TL;DR: Is there a way, using only SPI commands, to tell if the SD card is in SD mode vs. SPI mode?
Edited TL;DR: Yes. If the SD card doesn't respond at all to your SPI commands, you know it's either disconnected or in SD mode. See my answer below.
I've gone down a debugging rabbit hole with some issues using a microSD card in SPI mode. Our SD card code works 99% of the time; we are just writing sequential blocks of memory using CMD24 as a sort of "black box" for our application, recording reams of data. But in some edge case scenarios, the SD card will respond to the CMD24 command with the R1 response value of 0x05, indicating the card is in idle mode and the command I sent was invalid.
To my knowledge, the only way to get the card back to Idle is either a CMD0 or a power cycle. It is not clear to me which of these the chip is experiencing. The only clear difference is that a power cycle would put the chip back into SD mode.
Is there a way, using only SPI commands, to tell if the SD card is in SD mode? Will the card even respond to SPI commands (besides CMD0) while in SD mode, or will it try to respond via the CMD line, which obviously is incompatible with SPI mode? Because if the latter, then the clear answer is that the card is receiving errant CMD0 commands. If the former, though, if the chip will respond to SPI commands in the Init state even if it is still in SD mode, then I have a harder debugging task ahead of me.
In response to a question, the primary document which I am referencing to find this knowledge is the "SD Specifications, Part 1, Physical Layer, Simplified Specification, Version 6.00" dated August 29, 2018. I've also done a ton of web searching and found no one else having this problem.
Obviously, there is at least one SPI command the SD card recognizes while in SD Mode, that being CMD0, which is used to tell the SD card to move to SD mode. The referenced document makes that plain. What it does not really make plain is what would happen if you send it any other SPI-based command while still in SD Mode; if there is some error message, or some expected behavior which an implementer can use to detect why the card has stopped behaving in an expected manner.

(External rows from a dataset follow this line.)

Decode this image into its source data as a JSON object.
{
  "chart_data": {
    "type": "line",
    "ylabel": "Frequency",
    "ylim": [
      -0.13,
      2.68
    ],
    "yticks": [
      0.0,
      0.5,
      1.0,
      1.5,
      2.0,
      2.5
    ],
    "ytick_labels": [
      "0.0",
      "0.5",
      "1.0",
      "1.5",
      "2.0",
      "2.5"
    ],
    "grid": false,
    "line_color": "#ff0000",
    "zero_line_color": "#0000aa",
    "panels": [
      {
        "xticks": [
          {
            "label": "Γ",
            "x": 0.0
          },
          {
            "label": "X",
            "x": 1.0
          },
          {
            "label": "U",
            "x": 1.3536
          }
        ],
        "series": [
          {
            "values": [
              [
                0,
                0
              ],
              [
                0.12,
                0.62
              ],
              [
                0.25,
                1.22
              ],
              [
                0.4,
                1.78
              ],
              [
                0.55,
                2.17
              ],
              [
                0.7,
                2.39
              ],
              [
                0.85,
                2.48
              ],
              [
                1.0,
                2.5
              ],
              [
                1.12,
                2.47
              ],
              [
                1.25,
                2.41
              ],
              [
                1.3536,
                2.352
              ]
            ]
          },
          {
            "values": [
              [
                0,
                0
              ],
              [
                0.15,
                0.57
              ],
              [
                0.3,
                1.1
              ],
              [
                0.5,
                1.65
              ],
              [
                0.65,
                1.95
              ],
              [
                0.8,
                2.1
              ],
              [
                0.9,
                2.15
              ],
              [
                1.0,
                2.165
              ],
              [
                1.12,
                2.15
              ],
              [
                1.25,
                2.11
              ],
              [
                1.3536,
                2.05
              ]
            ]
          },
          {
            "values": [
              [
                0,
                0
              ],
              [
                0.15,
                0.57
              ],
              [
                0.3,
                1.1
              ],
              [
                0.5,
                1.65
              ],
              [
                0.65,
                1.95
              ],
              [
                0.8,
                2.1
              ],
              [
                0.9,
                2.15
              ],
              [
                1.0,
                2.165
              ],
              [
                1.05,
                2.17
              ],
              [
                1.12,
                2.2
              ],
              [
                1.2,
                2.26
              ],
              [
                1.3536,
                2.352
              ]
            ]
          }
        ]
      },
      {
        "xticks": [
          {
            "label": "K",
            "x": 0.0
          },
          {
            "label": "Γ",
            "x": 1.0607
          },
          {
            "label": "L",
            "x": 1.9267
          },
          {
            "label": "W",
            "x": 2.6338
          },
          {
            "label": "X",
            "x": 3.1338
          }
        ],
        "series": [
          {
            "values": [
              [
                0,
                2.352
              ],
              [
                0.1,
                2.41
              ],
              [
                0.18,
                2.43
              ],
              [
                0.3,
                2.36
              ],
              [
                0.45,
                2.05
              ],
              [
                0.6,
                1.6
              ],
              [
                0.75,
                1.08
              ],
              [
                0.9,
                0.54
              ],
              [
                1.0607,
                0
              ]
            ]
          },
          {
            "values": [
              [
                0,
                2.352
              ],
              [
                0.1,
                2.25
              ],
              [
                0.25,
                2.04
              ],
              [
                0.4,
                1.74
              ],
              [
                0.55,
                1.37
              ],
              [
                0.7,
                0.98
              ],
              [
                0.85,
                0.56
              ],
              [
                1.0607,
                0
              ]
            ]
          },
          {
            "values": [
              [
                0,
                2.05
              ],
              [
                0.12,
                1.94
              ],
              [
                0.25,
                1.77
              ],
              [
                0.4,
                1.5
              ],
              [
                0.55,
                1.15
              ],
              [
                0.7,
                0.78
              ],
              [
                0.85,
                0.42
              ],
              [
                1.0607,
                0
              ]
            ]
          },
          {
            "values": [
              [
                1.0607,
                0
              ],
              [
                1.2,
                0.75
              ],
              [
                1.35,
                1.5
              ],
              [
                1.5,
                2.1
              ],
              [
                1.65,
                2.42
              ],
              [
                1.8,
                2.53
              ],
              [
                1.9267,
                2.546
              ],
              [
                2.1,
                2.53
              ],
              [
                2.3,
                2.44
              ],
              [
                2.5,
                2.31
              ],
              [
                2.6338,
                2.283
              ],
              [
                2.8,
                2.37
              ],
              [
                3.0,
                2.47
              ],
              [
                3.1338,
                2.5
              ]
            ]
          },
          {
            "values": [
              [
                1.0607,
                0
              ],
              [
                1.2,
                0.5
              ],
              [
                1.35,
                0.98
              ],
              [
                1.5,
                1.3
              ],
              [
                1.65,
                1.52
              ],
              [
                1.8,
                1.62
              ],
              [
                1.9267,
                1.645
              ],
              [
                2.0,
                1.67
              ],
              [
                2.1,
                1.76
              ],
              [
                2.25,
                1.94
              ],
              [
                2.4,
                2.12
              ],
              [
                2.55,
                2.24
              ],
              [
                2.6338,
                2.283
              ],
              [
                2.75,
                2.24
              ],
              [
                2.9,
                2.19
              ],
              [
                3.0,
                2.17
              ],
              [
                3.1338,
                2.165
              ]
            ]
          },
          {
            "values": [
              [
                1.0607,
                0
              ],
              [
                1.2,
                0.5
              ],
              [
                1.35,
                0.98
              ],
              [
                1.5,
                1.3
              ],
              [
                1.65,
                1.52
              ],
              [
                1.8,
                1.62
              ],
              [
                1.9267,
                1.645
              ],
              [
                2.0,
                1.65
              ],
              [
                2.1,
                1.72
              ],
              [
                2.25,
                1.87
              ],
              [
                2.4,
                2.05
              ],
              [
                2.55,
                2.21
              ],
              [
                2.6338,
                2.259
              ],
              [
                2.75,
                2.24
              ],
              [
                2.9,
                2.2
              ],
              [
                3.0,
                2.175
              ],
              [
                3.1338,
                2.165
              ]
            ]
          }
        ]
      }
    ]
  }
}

I'm basically trying to figure out how to tell if the SD card has "browned out", the only condition which would ever cause it to go BACK to SD Mode. How would I detect that this happened when I am only using SPI to communicate with it?
While digging into this question again, I noticed that there is a difference in how the SD card handles invalid commands while in SD Mode vs. SPI mode. In SPI mode, no matter whether the command you sent it valid or not, the SD card responds, usually with an R1 response (Physical Layer Simplified Specification Version 6.00, section 7.2.8). In SD Mode, however, it doesn't respond, and instead sets a register flag that has to be read via a separate command (ibid., section 4.6.1). This is further supported by this quote from section 7.2.1:
The SD Card is powered up in the SD mode. It will enter SPI mode if the CS signal is asserted (negative) during the reception of the reset command (CMD0). If the card recognizes that the SD mode is required it will not respond to the command and remain in SD mode. If the SPI mode is required, the card will switch to SPI and respond with the SPI mode R1 response.
So I guess the answer to my question is: If the SD card doesn't respond at all to your SPI commands, you know it's either disconnected or in SD mode.